3. The temperature control method according to claim 2, wherein: the auxiliary infusion tube of the first set of temperature control system comprises a one-way quantitative hydraulic pump (3) of a cooling circuit, a first condenser (9), a liquid distributor (7), a one-way quantitative hydraulic pump (3) of a heating circuit, a first heater (6) and a liquid distributor (7); the second set of temperature control system auxiliary infusion tube comprises a one-way quantitative hydraulic pump (3) of a cooling circuit, a second condenser (11), a one-way quantitative hydraulic pump (3) of a heating circuit and a second heater (8).

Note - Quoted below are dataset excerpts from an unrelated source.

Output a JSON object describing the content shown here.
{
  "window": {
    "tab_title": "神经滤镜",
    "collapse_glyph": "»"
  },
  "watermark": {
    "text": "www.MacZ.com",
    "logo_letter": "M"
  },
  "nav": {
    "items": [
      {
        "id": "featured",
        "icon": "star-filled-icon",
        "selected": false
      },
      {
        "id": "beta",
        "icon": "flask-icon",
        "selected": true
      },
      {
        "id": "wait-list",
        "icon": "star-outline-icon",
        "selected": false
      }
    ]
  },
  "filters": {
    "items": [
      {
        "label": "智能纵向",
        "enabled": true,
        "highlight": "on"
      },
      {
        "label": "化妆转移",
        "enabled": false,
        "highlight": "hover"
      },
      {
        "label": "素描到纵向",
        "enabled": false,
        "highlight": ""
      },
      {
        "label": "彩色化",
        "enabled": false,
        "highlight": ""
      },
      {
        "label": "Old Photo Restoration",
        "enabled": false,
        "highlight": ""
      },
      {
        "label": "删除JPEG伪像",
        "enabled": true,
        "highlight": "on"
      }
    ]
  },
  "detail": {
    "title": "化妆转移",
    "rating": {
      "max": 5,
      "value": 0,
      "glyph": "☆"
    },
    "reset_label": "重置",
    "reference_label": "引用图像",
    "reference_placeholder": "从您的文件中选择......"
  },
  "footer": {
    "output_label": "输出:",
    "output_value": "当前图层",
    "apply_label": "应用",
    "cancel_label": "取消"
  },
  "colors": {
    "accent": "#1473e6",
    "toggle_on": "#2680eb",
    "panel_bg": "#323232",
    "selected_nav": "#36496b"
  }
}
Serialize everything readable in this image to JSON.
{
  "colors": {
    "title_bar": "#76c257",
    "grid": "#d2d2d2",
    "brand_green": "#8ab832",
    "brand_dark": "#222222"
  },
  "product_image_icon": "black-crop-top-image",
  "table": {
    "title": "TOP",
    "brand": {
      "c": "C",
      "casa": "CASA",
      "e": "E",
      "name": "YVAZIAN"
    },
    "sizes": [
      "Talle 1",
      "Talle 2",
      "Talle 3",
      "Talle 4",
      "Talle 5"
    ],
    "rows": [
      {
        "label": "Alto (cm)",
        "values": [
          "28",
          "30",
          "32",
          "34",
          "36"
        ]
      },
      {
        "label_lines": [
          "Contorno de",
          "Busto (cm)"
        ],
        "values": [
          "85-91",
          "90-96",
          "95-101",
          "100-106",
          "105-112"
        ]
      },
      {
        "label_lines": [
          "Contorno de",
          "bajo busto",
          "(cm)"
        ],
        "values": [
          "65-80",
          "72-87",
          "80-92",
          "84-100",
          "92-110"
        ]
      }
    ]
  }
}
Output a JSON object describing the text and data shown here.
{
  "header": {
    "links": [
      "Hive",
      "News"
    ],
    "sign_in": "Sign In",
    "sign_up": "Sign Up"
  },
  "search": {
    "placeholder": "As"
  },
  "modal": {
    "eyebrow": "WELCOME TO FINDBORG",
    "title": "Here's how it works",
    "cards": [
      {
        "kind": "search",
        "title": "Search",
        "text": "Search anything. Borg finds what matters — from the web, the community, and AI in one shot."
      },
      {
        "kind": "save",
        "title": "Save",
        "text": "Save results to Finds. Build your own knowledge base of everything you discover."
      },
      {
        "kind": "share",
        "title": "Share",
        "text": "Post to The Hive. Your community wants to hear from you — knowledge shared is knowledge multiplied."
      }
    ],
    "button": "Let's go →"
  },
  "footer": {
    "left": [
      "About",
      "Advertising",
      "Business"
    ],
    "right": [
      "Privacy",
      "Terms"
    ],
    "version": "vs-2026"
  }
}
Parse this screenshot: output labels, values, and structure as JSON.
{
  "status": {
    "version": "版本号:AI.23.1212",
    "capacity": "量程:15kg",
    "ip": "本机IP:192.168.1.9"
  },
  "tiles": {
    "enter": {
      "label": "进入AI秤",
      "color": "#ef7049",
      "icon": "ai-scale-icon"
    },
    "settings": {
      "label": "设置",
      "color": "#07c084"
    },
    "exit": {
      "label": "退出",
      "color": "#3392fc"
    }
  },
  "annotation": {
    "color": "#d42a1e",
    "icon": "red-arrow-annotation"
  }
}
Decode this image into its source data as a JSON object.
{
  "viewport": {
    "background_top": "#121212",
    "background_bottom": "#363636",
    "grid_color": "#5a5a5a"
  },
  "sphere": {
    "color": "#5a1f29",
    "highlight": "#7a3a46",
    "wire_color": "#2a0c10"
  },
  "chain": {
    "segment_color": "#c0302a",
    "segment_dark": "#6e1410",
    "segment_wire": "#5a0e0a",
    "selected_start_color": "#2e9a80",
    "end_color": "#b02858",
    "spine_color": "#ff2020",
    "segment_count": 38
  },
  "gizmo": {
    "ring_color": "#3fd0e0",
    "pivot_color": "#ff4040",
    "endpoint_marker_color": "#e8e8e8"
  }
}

4. The temperature control method according to claim 2, wherein: the heater comprises an asbestos cement box (23), a copper pipe (24) and a heating resistance wire (25), and the auxiliary infusion tube (5) penetrates through the asbestos cement box (23).

5. The temperature control method according to claim 2, wherein: the FX3G (29) serves as a master PLC, and the FX3G (29) is connected with an expansion device which comprises a transmitter (27) and an A/D converter (28); the transmitter (27) is electrically connected with a thermal resistor (26) on the temperature sensor, and the FX3G (29) is electrically connected with the heater and the condenser.